When I try to identify myself outside the context of my label, I find it difficult to separate my autistic symptoms from my personality traits. To say that I am proud of being autistic borders hyperbole, but I certainly cannot say that my experience as a human being has been wretched and full of suffering. At times, I’ve wished—and still wish—that I were neurotypical. I’ve wished that I could drive, that I could understand facial expressions, that I could bite into cheeseburgers and other mixed foods without hyperventilating, that I could cry during funerals and chick flicks. I’ve longed to be cognitively straight, to stop thinking like a male IT professional and develop some hormonal emotions. Yet, being these things would be an end to me. And, after living these longings, I cannot fathom any person—no matter how many My Chemical Romance albums they own—wanting to be autistic.

It is important to note that not all bloggerly theorists take the gay route when designating autism as trendy. During a recent conversation with my physician, I was informed that Asperger’s is the new ADHD, not the new gay. Frantic mothers drag their toddlers to doctors, afraid that measles vaccines make their children dislike Sesame Street or cause them to stare at road maps instead of cereal boxes. Certainly, within our culture of hypochondria, misdiagnoses are bound to happen. However, rather than likening learning disabilities to outbreak or hysteria, perhaps we would be wiser to associate such disorders with cognitive difference, human variation, or individuality.

[Not to “up” the outbreak ante, but—some physicians believe ADHD should be placed on the milder end of the autistic spectrum. If this occurs, would our numbers then rise to 1 in 30? If so, we autistics just might beat the homosexuals at the game of statistics. Of course, one must note that, unlike Rain Man, I am not a statistician.]

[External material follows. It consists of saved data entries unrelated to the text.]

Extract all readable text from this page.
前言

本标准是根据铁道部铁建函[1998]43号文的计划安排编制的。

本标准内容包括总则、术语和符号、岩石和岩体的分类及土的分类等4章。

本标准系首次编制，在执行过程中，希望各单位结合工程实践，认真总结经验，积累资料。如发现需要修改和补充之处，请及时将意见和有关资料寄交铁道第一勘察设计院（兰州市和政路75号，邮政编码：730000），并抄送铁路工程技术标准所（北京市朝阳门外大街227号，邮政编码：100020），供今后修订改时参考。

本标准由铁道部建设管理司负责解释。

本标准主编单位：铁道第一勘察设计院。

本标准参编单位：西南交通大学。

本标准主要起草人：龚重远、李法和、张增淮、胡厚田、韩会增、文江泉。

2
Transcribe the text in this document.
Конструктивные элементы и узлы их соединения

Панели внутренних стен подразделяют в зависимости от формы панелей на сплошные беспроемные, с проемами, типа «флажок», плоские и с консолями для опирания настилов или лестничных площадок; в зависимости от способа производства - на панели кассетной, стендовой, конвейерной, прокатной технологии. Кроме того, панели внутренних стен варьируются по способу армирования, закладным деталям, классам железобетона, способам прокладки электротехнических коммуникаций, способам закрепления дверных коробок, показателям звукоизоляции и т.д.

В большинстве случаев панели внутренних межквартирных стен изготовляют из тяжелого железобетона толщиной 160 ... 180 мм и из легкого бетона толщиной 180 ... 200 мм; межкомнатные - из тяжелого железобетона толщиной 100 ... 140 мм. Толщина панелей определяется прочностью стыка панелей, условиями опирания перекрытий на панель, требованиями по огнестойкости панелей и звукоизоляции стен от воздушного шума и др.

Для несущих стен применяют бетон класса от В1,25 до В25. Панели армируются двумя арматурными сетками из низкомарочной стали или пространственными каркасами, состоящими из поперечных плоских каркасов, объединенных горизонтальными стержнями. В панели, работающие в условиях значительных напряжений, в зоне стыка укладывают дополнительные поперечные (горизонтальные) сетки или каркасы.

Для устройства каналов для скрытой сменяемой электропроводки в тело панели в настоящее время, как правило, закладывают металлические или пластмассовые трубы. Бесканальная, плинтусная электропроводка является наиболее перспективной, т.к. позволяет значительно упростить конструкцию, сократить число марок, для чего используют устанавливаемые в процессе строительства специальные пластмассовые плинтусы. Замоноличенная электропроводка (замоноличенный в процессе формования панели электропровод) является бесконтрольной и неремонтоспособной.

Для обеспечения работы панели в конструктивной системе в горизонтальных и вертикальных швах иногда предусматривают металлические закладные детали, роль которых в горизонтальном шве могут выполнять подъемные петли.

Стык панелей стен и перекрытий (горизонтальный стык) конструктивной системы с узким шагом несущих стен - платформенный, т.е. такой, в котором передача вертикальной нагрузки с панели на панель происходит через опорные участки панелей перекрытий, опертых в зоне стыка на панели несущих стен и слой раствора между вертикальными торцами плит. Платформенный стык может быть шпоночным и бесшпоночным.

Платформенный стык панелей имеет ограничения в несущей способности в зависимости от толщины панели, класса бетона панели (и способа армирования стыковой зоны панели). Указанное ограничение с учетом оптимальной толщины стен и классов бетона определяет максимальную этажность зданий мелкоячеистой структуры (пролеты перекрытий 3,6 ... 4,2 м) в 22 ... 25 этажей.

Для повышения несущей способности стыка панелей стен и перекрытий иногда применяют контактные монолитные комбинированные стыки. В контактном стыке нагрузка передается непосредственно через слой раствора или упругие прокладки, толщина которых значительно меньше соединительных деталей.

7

The idea of an autistic spectrum is relatively new. Asperger’s didn’t attain label-hood until 1994. Theorists rotate between genetics and a potential causal link with environment. We don’t know where autism comes from, what it does, why it affects those it does. Senator, like so many others desperate to understand their children, takes great pause in accommodating the notion that some autistics are different from others—that, in a like manner with neurotypical variation, we don’t all talk to ourselves in subway tunnels or perseverate on the Electric Light Orchestra. Yet, even though we may vary in severity or symptomology, we can still share autism. I’m not in this to predict or explain what Senator’s son is feeling at any given moment in time. I’m not in this to argue that physicians shouldn’t treat autism (although, “cure” is another argument entirely). Nevertheless, I would posit that, if some autistics can speak and can even somewhat relate to the ones who cannot—us, the ones who supposedly lack empathy, personality, and emotions—then should we not heighten awareness about our communicative peculiarities and reverse the binaries of this perceived trend, no matter how existent or nonexistent it is?